The NE contents in tissues were measured using reverse‐phase HPLC with electrochemical detection. Briefly, tissue was thawed and homogenized in a solution containing dihydroxybenzylamine (DHBA, internal standard) in 0.2 mol/L perchloric acid (PCA) with 1 mg/ml ascorbic acid (AA). Following centrifugation for 15 min at 7500 × g at 4°C, catecholamines were extracted from the homogenate with alumina and were then eluted into PCA/AA. The catecholamines were measured using an ESA (Bedford, MA) HPLC system with electrochemical detection (Coulochem II). The mobile phase was Cat‐A‐Phase II, and the column was a HR‐80 reverse‐phase column. NETO was calculated in brown fat, subcutaneous fat, and epididymal fat depots as we previously described (Nguyen et al. 2014). Briefly, calculations were made according to the following formula: k = (lg[NE]0 − lg[NE]4)/(0.434 × 4) and K = k[NE]0, where k is the constant rate of NE efflux, [NE]0 is the initial NE concentration, [NE]4 is the final NE concentration, and K = NETO.

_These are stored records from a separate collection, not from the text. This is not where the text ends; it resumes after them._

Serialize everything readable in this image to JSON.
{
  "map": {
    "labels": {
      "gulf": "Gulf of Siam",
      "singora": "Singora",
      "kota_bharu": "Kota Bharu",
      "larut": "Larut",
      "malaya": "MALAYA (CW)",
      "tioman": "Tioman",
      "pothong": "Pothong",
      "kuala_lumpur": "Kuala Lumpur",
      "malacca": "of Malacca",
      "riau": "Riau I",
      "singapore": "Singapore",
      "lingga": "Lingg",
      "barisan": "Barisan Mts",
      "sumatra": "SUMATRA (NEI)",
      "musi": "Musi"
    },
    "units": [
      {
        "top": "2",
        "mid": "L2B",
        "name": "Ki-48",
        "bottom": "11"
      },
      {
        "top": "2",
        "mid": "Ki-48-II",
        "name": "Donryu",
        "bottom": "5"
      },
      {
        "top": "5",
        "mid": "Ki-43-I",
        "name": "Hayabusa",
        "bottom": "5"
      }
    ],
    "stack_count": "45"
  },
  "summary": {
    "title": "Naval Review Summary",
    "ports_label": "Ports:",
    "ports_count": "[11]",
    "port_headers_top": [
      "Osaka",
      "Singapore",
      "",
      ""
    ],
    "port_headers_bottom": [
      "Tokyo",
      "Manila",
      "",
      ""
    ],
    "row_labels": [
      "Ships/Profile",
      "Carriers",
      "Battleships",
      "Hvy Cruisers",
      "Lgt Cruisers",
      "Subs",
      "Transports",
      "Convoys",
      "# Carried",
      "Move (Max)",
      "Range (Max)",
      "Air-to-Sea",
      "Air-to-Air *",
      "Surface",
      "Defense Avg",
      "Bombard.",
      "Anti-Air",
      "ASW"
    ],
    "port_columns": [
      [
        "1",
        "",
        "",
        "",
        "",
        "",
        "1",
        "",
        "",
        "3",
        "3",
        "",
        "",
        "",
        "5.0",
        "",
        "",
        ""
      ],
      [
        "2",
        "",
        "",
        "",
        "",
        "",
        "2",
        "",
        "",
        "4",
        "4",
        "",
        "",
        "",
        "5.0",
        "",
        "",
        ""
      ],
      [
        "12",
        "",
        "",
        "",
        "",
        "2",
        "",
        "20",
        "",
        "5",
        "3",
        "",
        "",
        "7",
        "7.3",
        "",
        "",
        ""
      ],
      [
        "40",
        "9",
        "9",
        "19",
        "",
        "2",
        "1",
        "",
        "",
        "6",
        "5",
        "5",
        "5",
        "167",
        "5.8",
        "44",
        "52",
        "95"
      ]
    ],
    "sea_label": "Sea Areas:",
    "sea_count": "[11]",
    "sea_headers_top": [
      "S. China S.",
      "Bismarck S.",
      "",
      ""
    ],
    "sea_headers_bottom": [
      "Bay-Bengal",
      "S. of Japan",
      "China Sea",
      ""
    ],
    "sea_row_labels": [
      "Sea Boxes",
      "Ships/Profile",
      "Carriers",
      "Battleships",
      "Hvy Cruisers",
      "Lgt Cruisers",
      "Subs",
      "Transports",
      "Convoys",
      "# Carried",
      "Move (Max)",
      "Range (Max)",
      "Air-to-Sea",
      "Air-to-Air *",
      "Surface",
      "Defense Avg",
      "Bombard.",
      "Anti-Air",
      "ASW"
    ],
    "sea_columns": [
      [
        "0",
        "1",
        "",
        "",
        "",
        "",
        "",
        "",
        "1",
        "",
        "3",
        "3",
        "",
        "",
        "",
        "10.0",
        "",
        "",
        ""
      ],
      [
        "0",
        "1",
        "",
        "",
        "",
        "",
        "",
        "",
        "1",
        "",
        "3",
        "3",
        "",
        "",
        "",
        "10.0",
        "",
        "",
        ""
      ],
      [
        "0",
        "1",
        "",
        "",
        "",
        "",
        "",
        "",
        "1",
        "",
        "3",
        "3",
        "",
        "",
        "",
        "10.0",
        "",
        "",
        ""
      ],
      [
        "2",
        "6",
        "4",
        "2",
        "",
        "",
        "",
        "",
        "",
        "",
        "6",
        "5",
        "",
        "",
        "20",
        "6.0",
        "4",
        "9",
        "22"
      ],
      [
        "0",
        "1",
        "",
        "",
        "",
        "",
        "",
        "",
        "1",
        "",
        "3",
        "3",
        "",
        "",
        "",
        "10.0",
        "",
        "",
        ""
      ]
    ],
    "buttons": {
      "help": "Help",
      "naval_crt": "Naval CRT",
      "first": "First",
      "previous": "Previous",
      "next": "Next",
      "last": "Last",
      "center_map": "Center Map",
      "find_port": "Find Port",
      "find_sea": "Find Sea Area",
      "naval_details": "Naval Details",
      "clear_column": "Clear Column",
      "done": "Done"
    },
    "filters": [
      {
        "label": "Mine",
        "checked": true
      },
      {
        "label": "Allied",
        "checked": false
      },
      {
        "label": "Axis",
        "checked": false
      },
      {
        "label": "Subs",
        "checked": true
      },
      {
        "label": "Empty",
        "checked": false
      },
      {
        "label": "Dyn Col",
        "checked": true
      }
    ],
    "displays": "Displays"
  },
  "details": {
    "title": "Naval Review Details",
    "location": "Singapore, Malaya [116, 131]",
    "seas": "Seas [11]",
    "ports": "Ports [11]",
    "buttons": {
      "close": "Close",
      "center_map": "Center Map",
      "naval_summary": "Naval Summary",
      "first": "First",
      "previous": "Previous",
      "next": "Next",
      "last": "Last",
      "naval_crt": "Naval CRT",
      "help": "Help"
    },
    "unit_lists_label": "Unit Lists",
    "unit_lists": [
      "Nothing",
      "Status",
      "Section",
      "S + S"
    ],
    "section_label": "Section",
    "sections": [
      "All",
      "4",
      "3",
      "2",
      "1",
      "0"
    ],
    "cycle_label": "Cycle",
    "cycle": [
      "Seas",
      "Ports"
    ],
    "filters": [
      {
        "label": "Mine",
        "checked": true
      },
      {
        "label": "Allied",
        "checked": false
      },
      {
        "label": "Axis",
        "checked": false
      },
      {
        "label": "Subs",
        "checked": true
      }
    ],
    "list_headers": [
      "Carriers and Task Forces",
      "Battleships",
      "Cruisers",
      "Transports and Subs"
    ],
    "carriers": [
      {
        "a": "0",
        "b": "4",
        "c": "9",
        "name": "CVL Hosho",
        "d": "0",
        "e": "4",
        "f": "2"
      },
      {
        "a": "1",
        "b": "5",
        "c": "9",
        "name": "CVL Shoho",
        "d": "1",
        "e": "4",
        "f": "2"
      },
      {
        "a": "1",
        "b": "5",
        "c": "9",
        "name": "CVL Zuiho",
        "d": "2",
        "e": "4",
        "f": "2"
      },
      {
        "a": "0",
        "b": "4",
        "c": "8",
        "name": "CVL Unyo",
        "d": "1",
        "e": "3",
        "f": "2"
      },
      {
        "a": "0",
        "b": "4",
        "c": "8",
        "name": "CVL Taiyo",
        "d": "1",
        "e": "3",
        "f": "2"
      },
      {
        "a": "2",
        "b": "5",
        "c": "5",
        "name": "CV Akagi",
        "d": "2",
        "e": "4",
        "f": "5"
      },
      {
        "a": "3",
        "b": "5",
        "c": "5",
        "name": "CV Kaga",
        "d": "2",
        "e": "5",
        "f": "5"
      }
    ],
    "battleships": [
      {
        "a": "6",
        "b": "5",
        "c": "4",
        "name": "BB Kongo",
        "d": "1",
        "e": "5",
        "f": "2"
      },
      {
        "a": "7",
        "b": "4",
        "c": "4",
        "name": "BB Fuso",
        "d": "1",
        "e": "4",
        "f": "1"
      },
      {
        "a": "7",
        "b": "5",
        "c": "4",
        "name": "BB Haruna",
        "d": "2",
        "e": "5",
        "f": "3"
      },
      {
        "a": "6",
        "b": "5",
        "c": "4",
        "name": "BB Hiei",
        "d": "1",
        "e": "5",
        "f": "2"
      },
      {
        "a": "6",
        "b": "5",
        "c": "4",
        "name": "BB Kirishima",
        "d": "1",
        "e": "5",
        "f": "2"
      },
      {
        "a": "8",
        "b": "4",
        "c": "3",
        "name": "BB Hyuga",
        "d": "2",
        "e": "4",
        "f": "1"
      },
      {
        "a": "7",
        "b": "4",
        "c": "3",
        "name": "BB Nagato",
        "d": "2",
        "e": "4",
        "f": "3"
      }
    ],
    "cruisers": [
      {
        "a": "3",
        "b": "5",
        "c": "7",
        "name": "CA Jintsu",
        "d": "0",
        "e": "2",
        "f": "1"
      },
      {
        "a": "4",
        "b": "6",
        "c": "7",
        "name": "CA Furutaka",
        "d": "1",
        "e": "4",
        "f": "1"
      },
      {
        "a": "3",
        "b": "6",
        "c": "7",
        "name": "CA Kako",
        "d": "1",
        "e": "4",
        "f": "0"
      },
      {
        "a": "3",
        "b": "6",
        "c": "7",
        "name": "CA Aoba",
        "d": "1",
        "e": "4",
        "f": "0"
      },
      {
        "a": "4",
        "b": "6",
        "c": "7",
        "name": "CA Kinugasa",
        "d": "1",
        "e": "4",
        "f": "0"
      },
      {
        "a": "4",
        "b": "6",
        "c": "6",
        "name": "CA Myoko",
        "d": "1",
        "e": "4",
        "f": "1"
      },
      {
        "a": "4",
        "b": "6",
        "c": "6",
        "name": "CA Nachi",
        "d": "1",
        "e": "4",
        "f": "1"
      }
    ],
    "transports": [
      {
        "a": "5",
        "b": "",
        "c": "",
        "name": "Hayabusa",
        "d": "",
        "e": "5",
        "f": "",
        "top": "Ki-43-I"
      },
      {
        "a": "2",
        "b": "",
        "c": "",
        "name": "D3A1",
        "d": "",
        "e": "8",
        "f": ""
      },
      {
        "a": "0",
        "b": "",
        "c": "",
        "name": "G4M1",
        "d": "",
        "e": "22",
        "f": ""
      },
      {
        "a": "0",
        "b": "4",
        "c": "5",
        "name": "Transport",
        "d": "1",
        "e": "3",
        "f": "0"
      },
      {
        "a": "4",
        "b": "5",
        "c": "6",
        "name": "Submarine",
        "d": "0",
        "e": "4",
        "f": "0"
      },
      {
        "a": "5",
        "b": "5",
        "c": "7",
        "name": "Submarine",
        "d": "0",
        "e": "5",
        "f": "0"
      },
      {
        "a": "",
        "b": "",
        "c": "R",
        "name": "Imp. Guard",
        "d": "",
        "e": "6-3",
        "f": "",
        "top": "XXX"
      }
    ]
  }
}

All data are presented as means ± SE. Statistical comparison between groups was performed using Student's t‐test. A value of P < 0.05 was considered statistically significant.
Thermoneutrality decreases the expression of the thermogenic program in brown and white fat
Since the obesity‐resistant strain A/J mice have a higher expression of UCP1 and other thermogenic genes in white adipose tissue under normal ambient temperature (22°C) (Xue et al. 2005, 2007), we used this strain to study the impact of thermoneutrality (30°C) on the thermogenic program of brown/white fat, whose expression is expected to be further reduced. A/J breeders housed at 22°C or 30°C were set to breed pups, which were maintained under the same thermal condition after birth. Despite less food intake (Fig. 1A), the mice under the thermoneutral condition (30°C) remained the same body weight as the mice under the ambient condition (22°C) (Fig. 1B). However, we observed a tendency of increased fat mass in white fat depots such as subcutaneous fat (307.6 ± 12.6 mg vs. 358.0 ± 24.5 mg), epididymal fat (372.8 ± 45.9 mg vs. 437.0 ± 57.0 mg), and retroperitoneal fat (89.3 ± 8.6 mg vs. 109.7 ± 11.7 mg), with larger adipocytes in both brown (BAT) and white adipose tissue (WAT) of the thermoneutral group (Fig. 1C and D). Moreover, thermoneutrality significantly decreased UCP1 expression at both mRNA and protein levels in both brown fat and white fat depots such as subcutaneous fat, epididymal fat, and retroperitoneal fat (Fig. 2A and B). This was associated with downregulation of thermogenic gene expression in both BAT and WAT of the thermoneutral mice (Fig. 2C). The decreased expression of the thermogenic program was consistent with diminished UCP1‐positive multiloccular cells in both BAT and WAT of the thermoneutrally housed mice (Fig. 2D).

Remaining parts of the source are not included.